Tout sur L'AUTRE - La Critique - Photos - Le 2009-01-22 04:31:13


Une autoroute, une ville, un appartement. Puis, une femme de dos, face à son reflet dans la glace, face à son "autre", qui se donne un coup de marteau sur la tête. Comme ça. On n'a encore quasiment rien vu de ce film que l'on est déjà impressionné. En quelques plans, Pierre Trividic et Patrick Mario Bernard flanquent un cafard qui se répercutera pendant tout le film à la manière d'un tic-tac anxiogène. Mais qu'est-ce donc que cet objet bizarre qui vient nous percuter au-dedans ? On ne sait pas bien. On sait juste que l'on perd pied sans le vouloir, que tout ce qui va nous être raconté va nous toucher intimement. Pendant près de deux heures, les cinéastes poursuivent les obsessions de Dancing, leur premier long-métrage, amoureusement réalisé en DV. A l'époque, ils se mettaient eux-mêmes en scène, effeuillaient leur couple réel/fictif pour le mettre à nu et en danger. Chaque plan était déjà absorbé par une noirceur jaillissant des ténèbres (le sous-sol fantasmagorique du dancing, peut-être hanté par des fantômes). Dans L'autre, leur nouveau film, il est encore question de double, d'univers mentaux confinés, de sentiment de perte dans un monde inapprivoisable, d'ours dissimulés dans les endroits les plus incongrus, d'une solitude de grizzly qui ronge de partout. Une solitude provoquée par une déchirure sentimentale chez une quadragénaire (Dominique Blanc), quittée par son mec plus jeune qu'elle, larguée quelque part entre son monde intérieur (elle, ses névroses secrètes, sa souffrance abyssale) et le monde extérieur (lui, son absence, son secret qui entretient le suspens). «Dancing, notre précédent long métrage, était une expérience très particulière qui n'exprimait pas le désir de nous mettre en scène de manière régulière.», confessent les deux réalisateurs. « L'adaptation du roman L'occupation, de Annie Ernaux, qui est à l'origine de L'autre, a été motivée par le désir de travailler avec Dominique Blanc.» Ici, il y a d'un côté la douce rêverie urbaine dans des lieux anonymes et pourtant si rassurants (un centre commercial); et, l'horrible cauchemar dans les lieux les plus isolés (un appartement familier qui se transforme indistinctement en antre Lovecraftien). On erre entre le fantasme et la réalité, entre les monologues du coeur et la grisaille du quotidien. Le résultat est bluffant. Un choc dont l'efficacité rappelle Dans ma peau, de Marina de Van ou du Safe, de Todd Haynes et dont la sortie dans les salles françaises est prévue le 4 février prochain.

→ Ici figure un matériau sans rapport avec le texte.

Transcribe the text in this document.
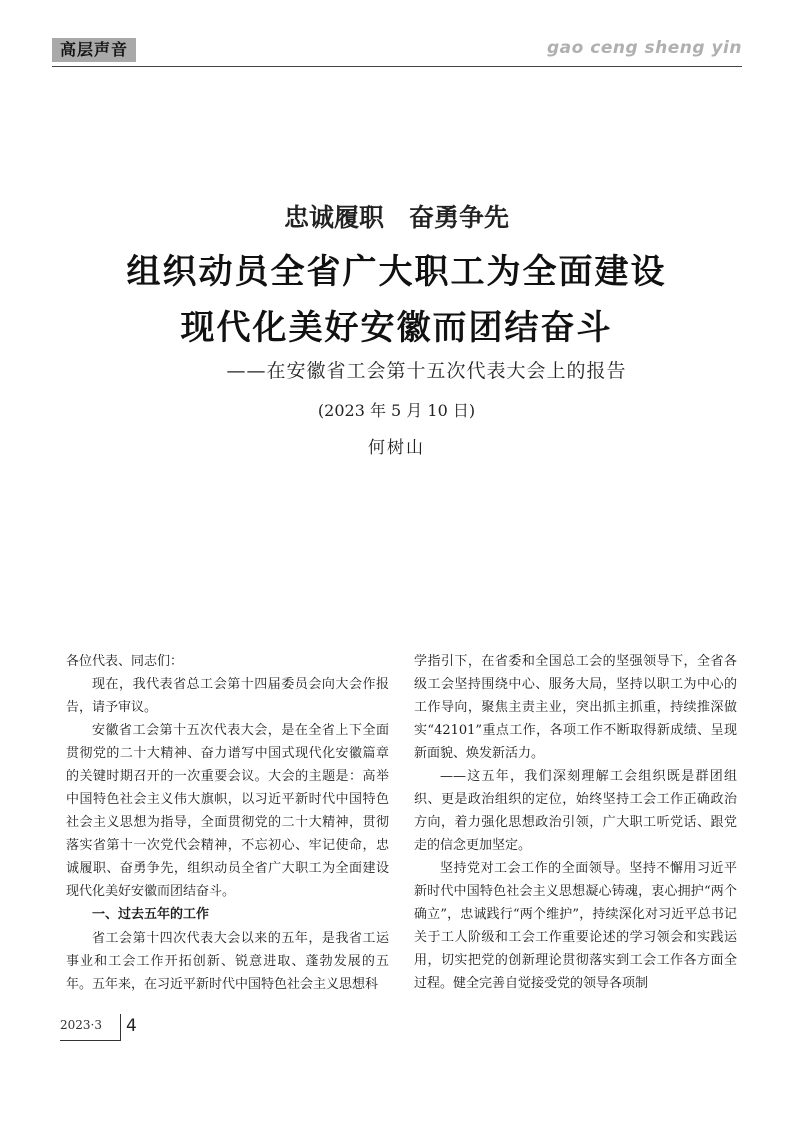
高层声音	gao ceng sheng yin
忠诚履职　奋勇争先
组织动员全省广大职工为全面建设
现代化美好安徽而团结奋斗
——在安徽省工会第十五次代表大会上的报告
(2023 年 5 月 10 日)
何树山

各位代表、同志们：

现在，我代表省总工会第十四届委员会向大会作报告，请予审议。

安徽省工会第十五次代表大会，是在全省上下全面贯彻党的二十大精神、奋力谱写中国式现代化安徽篇章的关键时期召开的一次重要会议。大会的主题是：高举中国特色社会主义伟大旗帜，以习近平新时代中国特色社会主义思想为指导，全面贯彻党的二十大精神，贯彻落实省第十一次党代会精神，不忘初心、牢记使命，忠诚履职、奋勇争先，组织动员全省广大职工为全面建设现代化美好安徽而团结奋斗。

一、过去五年的工作

省工会第十四次代表大会以来的五年，是我省工运事业和工会工作开拓创新、锐意进取、蓬勃发展的五年。五年来，在习近平新时代中国特色社会主义思想科

学指引下，在省委和全国总工会的坚强领导下，全省各级工会坚持围绕中心、服务大局，坚持以职工为中心的工作导向，聚焦主责主业，突出抓主抓重，持续推深做实“42101”重点工作，各项工作不断取得新成绩、呈现新面貌、焕发新活力。

——这五年，我们深刻理解工会组织既是群团组织、更是政治组织的定位，始终坚持工会工作正确政治方向，着力强化思想政治引领，广大职工听党话、跟党走的信念更加坚定。

坚持党对工会工作的全面领导。坚持不懈用习近平新时代中国特色社会主义思想凝心铸魂，衷心拥护“两个确立”，忠诚践行“两个维护”，持续深化对习近平总书记关于工人阶级和工会工作重要论述的学习领会和实践运用，切实把党的创新理论贯彻落实到工会工作各方面全过程。健全完善自觉接受党的领导各项制

2023·3 4
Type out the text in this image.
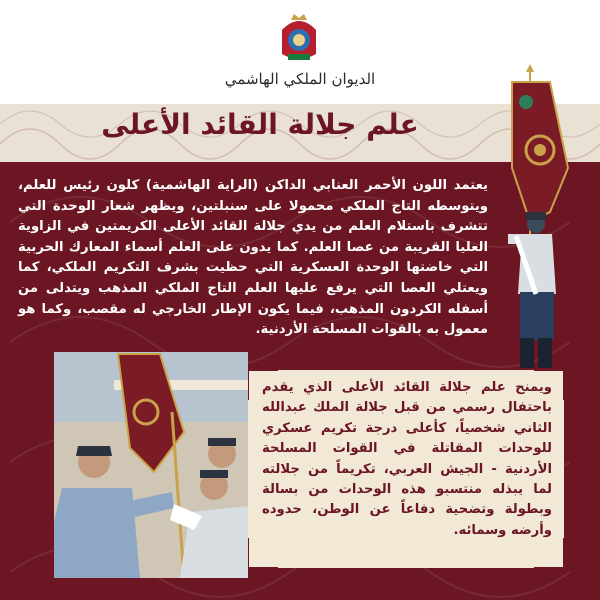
الديوان الملكي الهاشمي
علم جلالة القائد الأعلى
يعتمد اللون الأحمر العنابي الداكن (الراية الهاشمية) كلون رئيس للعلم، ويتوسطه التاج الملكي محمولا على سنبلتين، ويظهر شعار الوحدة التي تتشرف باستلام العلم من يدي جلالة القائد الأعلى الكريمتين في الزاوية العليا القريبة من عصا العلم. كما يدون على العلم أسماء المعارك الحربية التي خاضتها الوحدة العسكرية التي حظيت بشرف التكريم الملكي، كما ويعتلي العصا التي يرفع عليها العلم التاج الملكي المذهب ويتدلى من أسفله الكردون المذهب، فيما يكون الإطار الخارجي له مقصب، وكما هو معمول به بالقوات المسلحة الأردنية.
ويمنح علم جلالة القائد الأعلى الذي يقدم باحتفال رسمي من قبل جلالة الملك عبدالله الثاني شخصياً، كأعلى درجة تكريم عسكري للوحدات المقاتلة في القوات المسلحة الأردنية - الجيش العربي، تكريماً من جلالته لما يبذله منتسبو هذه الوحدات من بسالة وبطولة وتضحية دفاعاً عن الوطن، حدوده وأرضه وسمائه.
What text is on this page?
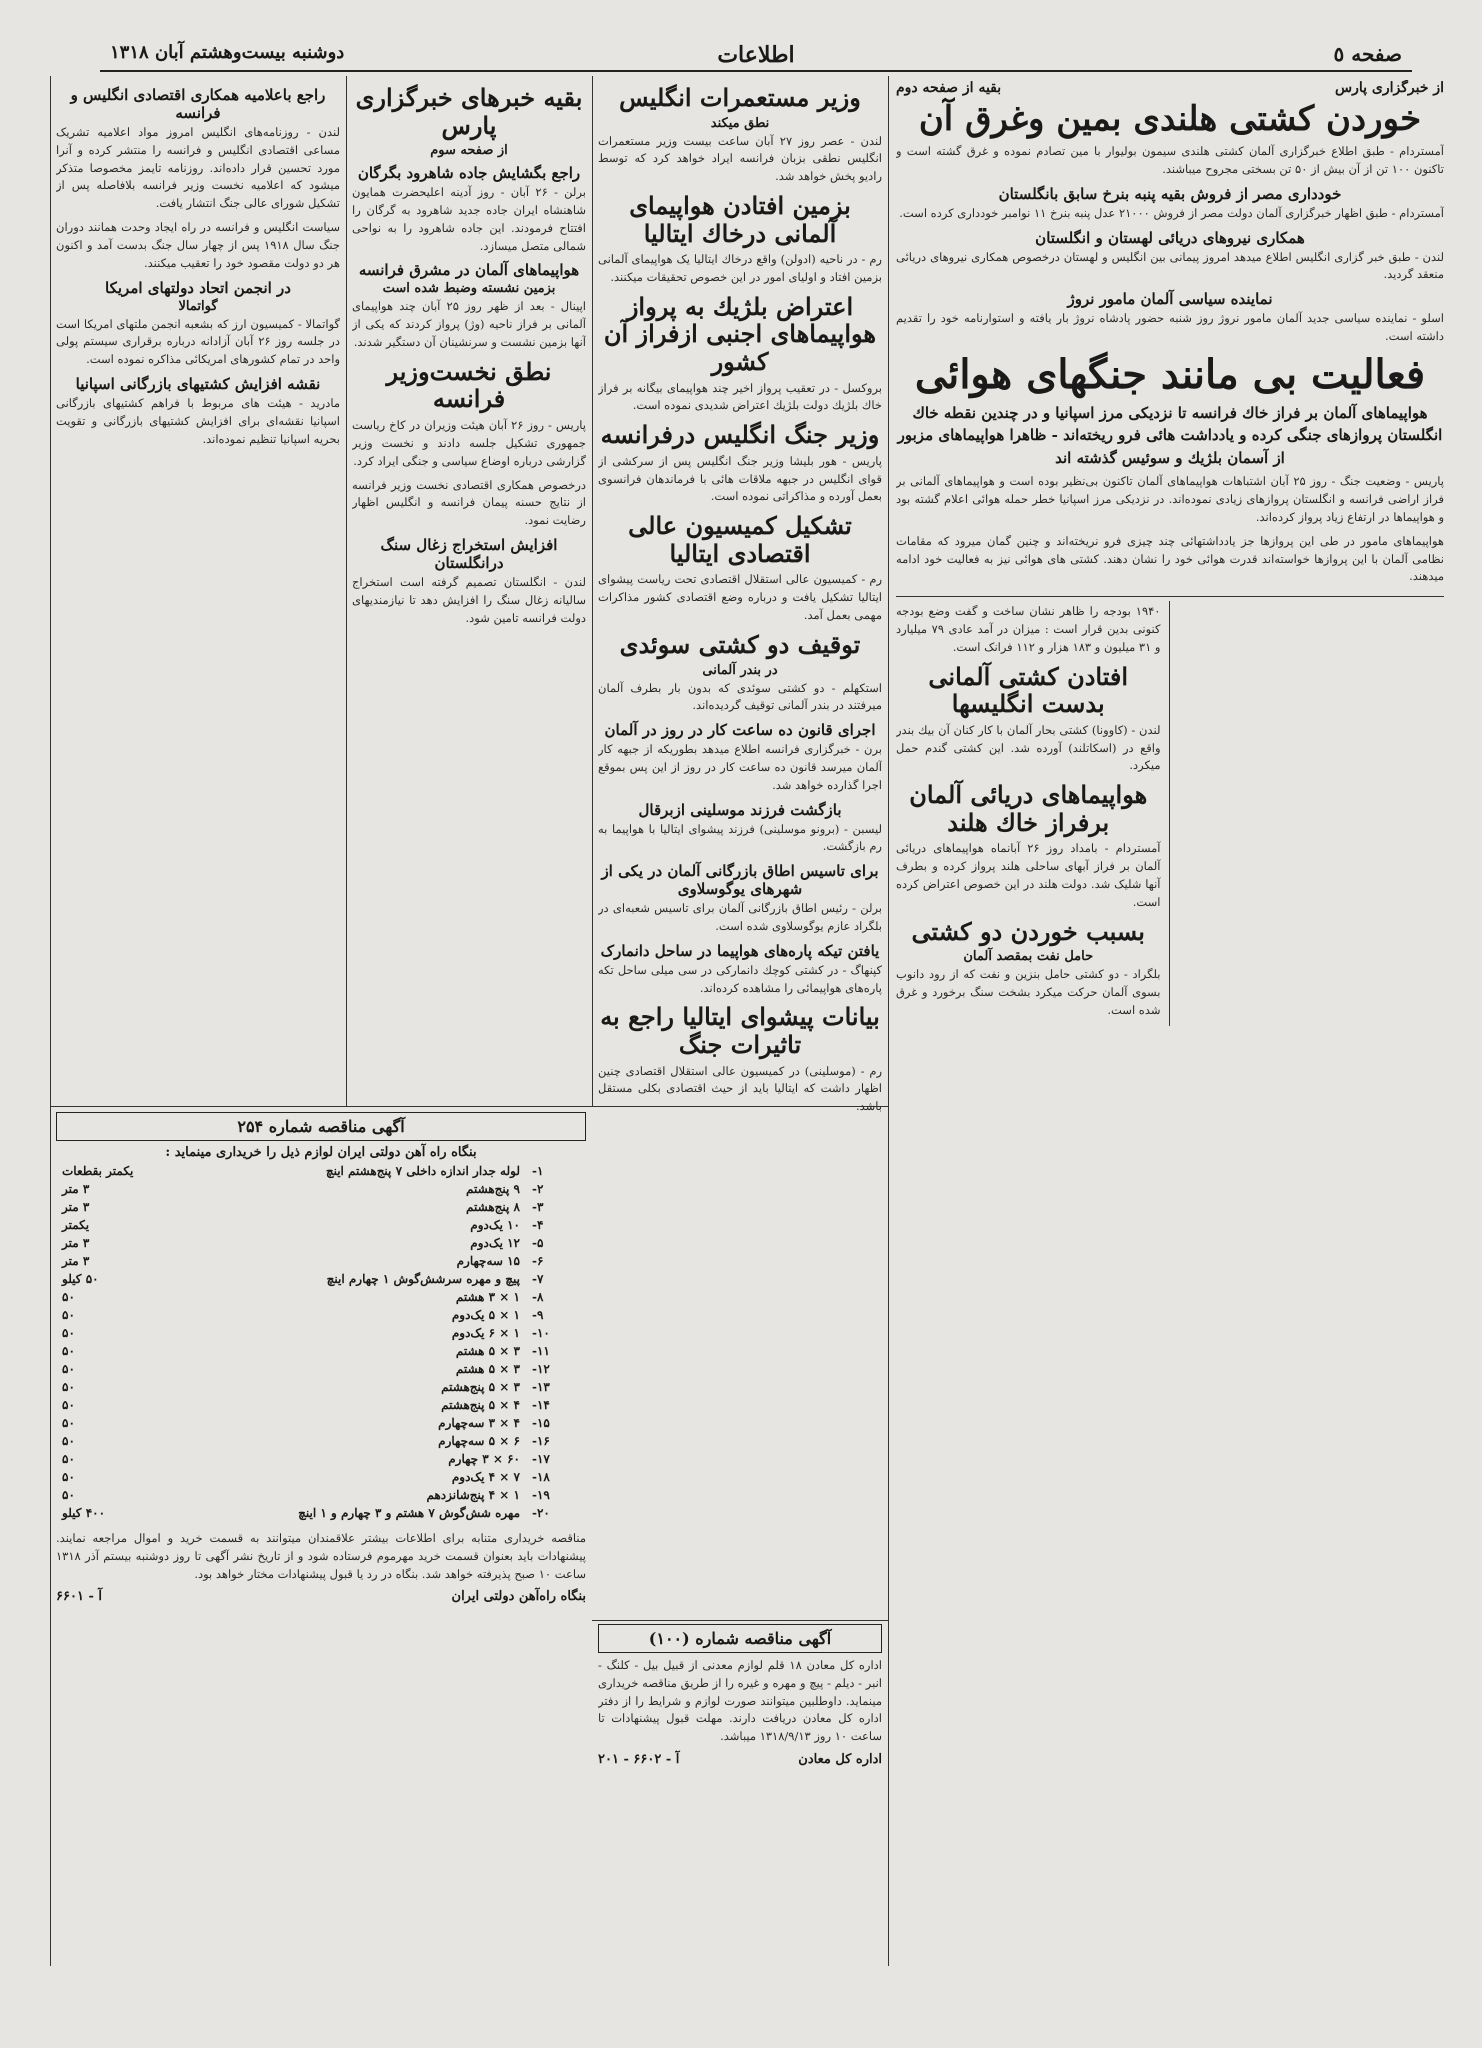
صفحه ٥
اطلاعات
دوشنبه بیست‌وهشتم آبان ۱۳۱۸
از خبرگزاری پارس
بقیه از صفحه دوم
خوردن کشتی هلندی بمین وغرق آن
آمستردام - طبق اطلاع خبرگزاری آلمان کشتی هلندی سیمون بولیوار با مین تصادم نموده و غرق گشته است و تاکنون ۱۰۰ تن از آن بیش از ۵۰ تن بسختی مجروح میباشند.
خودداری مصر از فروش بقیه پنبه بنرخ سابق بانگلستان
آمستردام - طبق اظهار خبرگزاری آلمان دولت مصر از فروش ۲۱۰۰۰ عدل پنبه بنرخ ۱۱ نوامبر خودداری کرده است.
همکاری نیروهای دریائی لهستان و انگلستان
لندن - طبق خبر گزاری انگلیس اطلاع میدهد امروز پیمانی بین انگلیس و لهستان درخصوص همکاری نیروهای دریائی منعقد گردید.
نماینده سیاسی آلمان مامور نروژ
اسلو - نماینده سیاسی جدید آلمان مامور نروژ روز شنبه حضور پادشاه نروژ بار یافته و استوارنامه خود را تقدیم داشته است.
فعالیت بی مانند جنگهای هوائی
هواپیماهای آلمان بر فراز خاك فرانسه تا نزدیکی مرز اسپانیا و در چندین نقطه خاك انگلستان پروازهای جنگی کرده و یادداشت هائی فرو ریخته‌اند - ظاهرا هواپیماهای مزبور از آسمان بلژیك و سوئیس گذشته اند
پاریس - وضعیت جنگ - روز ۲۵ آبان اشتباهات هواپیماهای آلمان تاکنون بی‌نظیر بوده است و هواپیماهای آلمانی بر فراز اراضی فرانسه و انگلستان پروازهای زیادی نموده‌اند. در نزدیکی مرز اسپانیا خطر حمله هوائی اعلام گشته بود و هواپیماها در ارتفاع زیاد پرواز کرده‌اند.
هواپیماهای مامور در طی این پروازها جز یادداشتهائی چند چیزی فرو نریخته‌اند و چنین گمان میرود که مقامات نظامی آلمان با این پروازها خواسته‌اند قدرت هوائی خود را نشان دهند. کشتی های هوائی نیز به فعالیت خود ادامه میدهند.
۱۹۴۰ بودجه را ظاهر نشان ساخت و گفت وضع بودجه کنونی بدین قرار است : میزان در آمد عادی ۷۹ میلیارد و ۳۱ میلیون و ۱۸۳ هزار و ۱۱۲ فرانک است.
افتادن کشتی آلمانی بدست انگلیسها
لندن - (کاوونا) کشتی بحار آلمان با کار کنان آن بیك بندر واقع در (اسکاتلند) آورده شد. این کشتی گندم حمل میکرد.
هواپیماهای دریائی آلمان برفراز خاك هلند
آمستردام - بامداد روز ۲۶ آبانماه هواپیماهای دریائی آلمان بر فراز آبهای ساحلی هلند پرواز کرده و بطرف آنها شلیک شد. دولت هلند در این خصوص اعتراض کرده است.
بسبب خوردن دو کشتی
حامل نفت بمقصد آلمان
بلگراد - دو کشتی حامل بنزین و نفت که از رود دانوب بسوی آلمان حرکت میکرد بشخت سنگ برخورد و غرق شده است.
وزیر مستعمرات انگلیس
نطق میکند
لندن - عصر روز ۲۷ آبان ساعت بیست وزیر مستعمرات انگلیس نطقی بزبان فرانسه ایراد خواهد کرد که توسط رادیو پخش خواهد شد.
بزمین افتادن هواپیمای آلمانی درخاك ایتالیا
رم - در ناحیه (ادولن) واقع درخاك ایتالیا یک هواپیمای آلمانی بزمین افتاد و اولیای امور در این خصوص تحقیقات میکنند.
اعتراض بلژیك به پرواز هواپیماهای اجنبی ازفراز آن کشور
بروکسل - در تعقیب پرواز اخیر چند هواپیمای بیگانه بر فراز خاك بلژیك دولت بلژیك اعتراض شدیدی نموده است.
وزیر جنگ انگلیس درفرانسه
پاریس - هور بلیشا وزیر جنگ انگلیس پس از سرکشی از قوای انگلیس در جبهه ملاقات هائی با فرماندهان فرانسوی بعمل آورده و مذاکراتی نموده است.
تشکیل کمیسیون عالی اقتصادی ایتالیا
رم - کمیسیون عالی استقلال اقتصادی تحت ریاست پیشوای ایتالیا تشکیل یافت و درباره وضع اقتصادی کشور مذاکرات مهمی بعمل آمد.
توقیف دو کشتی سوئدی
در بندر آلمانی
استکهلم - دو کشتی سوئدی که بدون بار بطرف آلمان میرفتند در بندر آلمانی توقیف گردیده‌اند.
اجرای قانون ده ساعت کار در روز در آلمان
برن - خبرگزاری فرانسه اطلاع میدهد بطوریکه از جبهه کار آلمان میرسد قانون ده ساعت کار در روز از این پس بموقع اجرا گذارده خواهد شد.
بازگشت فرزند موسلینی ازبرقال
لیسبن - (برونو موسلینی) فرزند پیشوای ایتالیا با هواپیما به رم بازگشت.
برای تاسیس اطاق بازرگانی آلمان در یکی از شهرهای یوگوسلاوی
برلن - رئیس اطاق بازرگانی آلمان برای تاسیس شعبه‌ای در بلگراد عازم یوگوسلاوی شده است.
یافتن تیکه پاره‌های هواپیما در ساحل دانمارک
کپنهاگ - در کشتی کوچك دانمارکی در سی میلی ساحل تکه پاره‌های هواپیمائی را مشاهده کرده‌اند.
بیانات پیشوای ایتالیا راجع به تاثیرات جنگ
رم - (موسلینی) در کمیسیون عالی استقلال اقتصادی چنین اظهار داشت که ایتالیا باید از حیث اقتصادی بکلی مستقل باشد.
بقیه خبرهای خبرگزاری پارس
از صفحه سوم
راجع بگشایش جاده شاهرود بگرگان
برلن - ۲۶ آبان - روز آدینه اعلیحضرت همایون شاهنشاه ایران جاده جدید شاهرود به گرگان را افتتاح فرمودند. این جاده شاهرود را به نواحی شمالی متصل میسازد.
هواپیماهای آلمان در مشرق فرانسه
بزمین نشسته وضبط شده است
اپینال - بعد از ظهر روز ۲۵ آبان چند هواپیمای آلمانی بر فراز ناحیه (وژ) پرواز کردند که یکی از آنها بزمین نشست و سرنشینان آن دستگیر شدند.
نطق نخست‌وزیر فرانسه
پاریس - روز ۲۶ آبان هیئت وزیران در کاخ ریاست جمهوری تشکیل جلسه دادند و نخست وزیر گزارشی درباره اوضاع سیاسی و جنگی ایراد کرد.
درخصوص همکاری اقتصادی نخست وزیر فرانسه از نتایج حسنه پیمان فرانسه و انگلیس اظهار رضایت نمود.
افزایش استخراج زغال سنگ درانگلستان
لندن - انگلستان تصمیم گرفته است استخراج سالیانه زغال سنگ را افزایش دهد تا نیازمندیهای دولت فرانسه تامین شود.
راجع باعلامیه همکاری اقتصادی انگلیس و فرانسه
لندن - روزنامه‌های انگلیس امروز مواد اعلامیه تشریک مساعی اقتصادی انگلیس و فرانسه را منتشر کرده و آنرا مورد تحسین قرار داده‌اند. روزنامه تایمز مخصوصا متذکر میشود که اعلامیه نخست وزیر فرانسه بلافاصله پس از تشکیل شورای عالی جنگ انتشار یافت.
سیاست انگلیس و فرانسه در راه ایجاد وحدت همانند دوران جنگ سال ۱۹۱۸ پس از چهار سال جنگ بدست آمد و اکنون هر دو دولت مقصود خود را تعقیب میکنند.
در انجمن اتحاد دولتهای امریکا
گواتمالا
گواتمالا - کمیسیون ارز که بشعبه انجمن ملتهای امریکا است در جلسه روز ۲۶ آبان آزادانه درباره برقراری سیستم پولی واحد در تمام کشورهای امریکائی مذاکره نموده است.
نقشه افزایش کشتیهای بازرگانی اسپانیا
مادرید - هیئت های مربوط با فراهم کشتیهای بازرگانی اسپانیا نقشه‌ای برای افزایش کشتیهای بازرگانی و تقویت بحریه اسپانیا تنظیم نموده‌اند.
آگهی مناقصه شماره ۲۵۴
بنگاه راه آهن دولتی ایران لوازم ذیل را خریداری مینماید :
۱-	لوله جدار اندازه داخلی ۷ پنج‌هشتم اینچ	یکمتر بقطعات
۲-	۹ پنج‌هشتم	۳ متر
۳-	۸ پنج‌هشتم	۳ متر
۴-	۱۰ یک‌دوم	یکمتر
۵-	۱۲ یک‌دوم	۳ متر
۶-	۱۵ سه‌چهارم	۳ متر
۷-	پیچ و مهره سرشش‌گوش ۱ چهارم اینچ	۵۰ کیلو
۸-	۱ × ۳ هشتم	۵۰
۹-	۱ × ۵ یک‌دوم	۵۰
۱۰-	۱ × ۶ یک‌دوم	۵۰
۱۱-	۳ × ۵ هشتم	۵۰
۱۲-	۳ × ۵ هشتم	۵۰
۱۳-	۳ × ۵ پنج‌هشتم	۵۰
۱۴-	۴ × ۵ پنج‌هشتم	۵۰
۱۵-	۴ × ۳ سه‌چهارم	۵۰
۱۶-	۶ × ۵ سه‌چهارم	۵۰
۱۷-	۶۰ × ۳ چهارم	۵۰
۱۸-	۷ × ۴ یک‌دوم	۵۰
۱۹-	۱ × ۴ پنج‌شانزدهم	۵۰
۲۰-	مهره شش‌گوش ۷ هشتم و ۳ چهارم و ۱ اینچ	۴۰۰ کیلو
مناقصه خریداری متنابه برای اطلاعات بیشتر علاقمندان میتوانند به قسمت خرید و اموال مراجعه نمایند. پیشنهادات باید بعنوان قسمت خرید مهرموم فرستاده شود و از تاریخ نشر آگهی تا روز دوشنبه بیستم آذر ۱۳۱۸ ساعت ۱۰ صبح پذیرفته خواهد شد. بنگاه در رد یا قبول پیشنهادات مختار خواهد بود.
بنگاه راه‌آهن دولتی ایران
آ - ۶۶۰۱
آگهی مناقصه شماره (۱۰۰)
اداره کل معادن ۱۸ قلم لوازم معدنی از قبیل بیل - کلنگ - انبر - دیلم - پیچ و مهره و غیره را از طریق مناقصه خریداری مینماید. داوطلبین میتوانند صورت لوازم و شرایط را از دفتر اداره کل معادن دریافت دارند. مهلت قبول پیشنهادات تا ساعت ۱۰ روز ۱۳۱۸/۹/۱۳ میباشد.
اداره کل معادن
آ - ۶۶۰۲ - ۲۰۱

L'AUTRE de patrick mario bernard, pierre trividic

Dans L'autre, on retrouve votre sensibilité fantastique, déjà exprimée dans votre documentaire sur Lovecraft et Dancing, votre premier long métrage de fiction.
Patrick Mario Bernard : Le fantastique est un genre qui nous intéresse beaucoup à partir du moment où il nous oblige à recréer le réel de manière pertinente et précise. Pour qu'il opère, il faut construire le monde de façon rigoureuse. C'est le glissement qui fait que les repères se perdent petit à petit, que les zones d'ombre deviennent de plus en plus inquiétantes, que l'on commence à receler des présences. Cela nous traverse en permanence. En fait, notre goût pour le fantastique est moins à rapprocher de la question du genre que d'une forme de sensibilité aux choses. Personnellement, j'ai l'impression de vivre dans le fantastique en permanence. La porosité du monde, la façon dont les choses circulent fabriquent du fantastique en continu. Nous le traitons comme une incursion. La chose s'impose parce qu'elle est rendue visible dans le récit. Finalement, elle se saisit du monde. Elle le contamine. Les possibilités sont réunies pour que le fantastique entre progressivement dans ce monde si bien installé et stable en apparence.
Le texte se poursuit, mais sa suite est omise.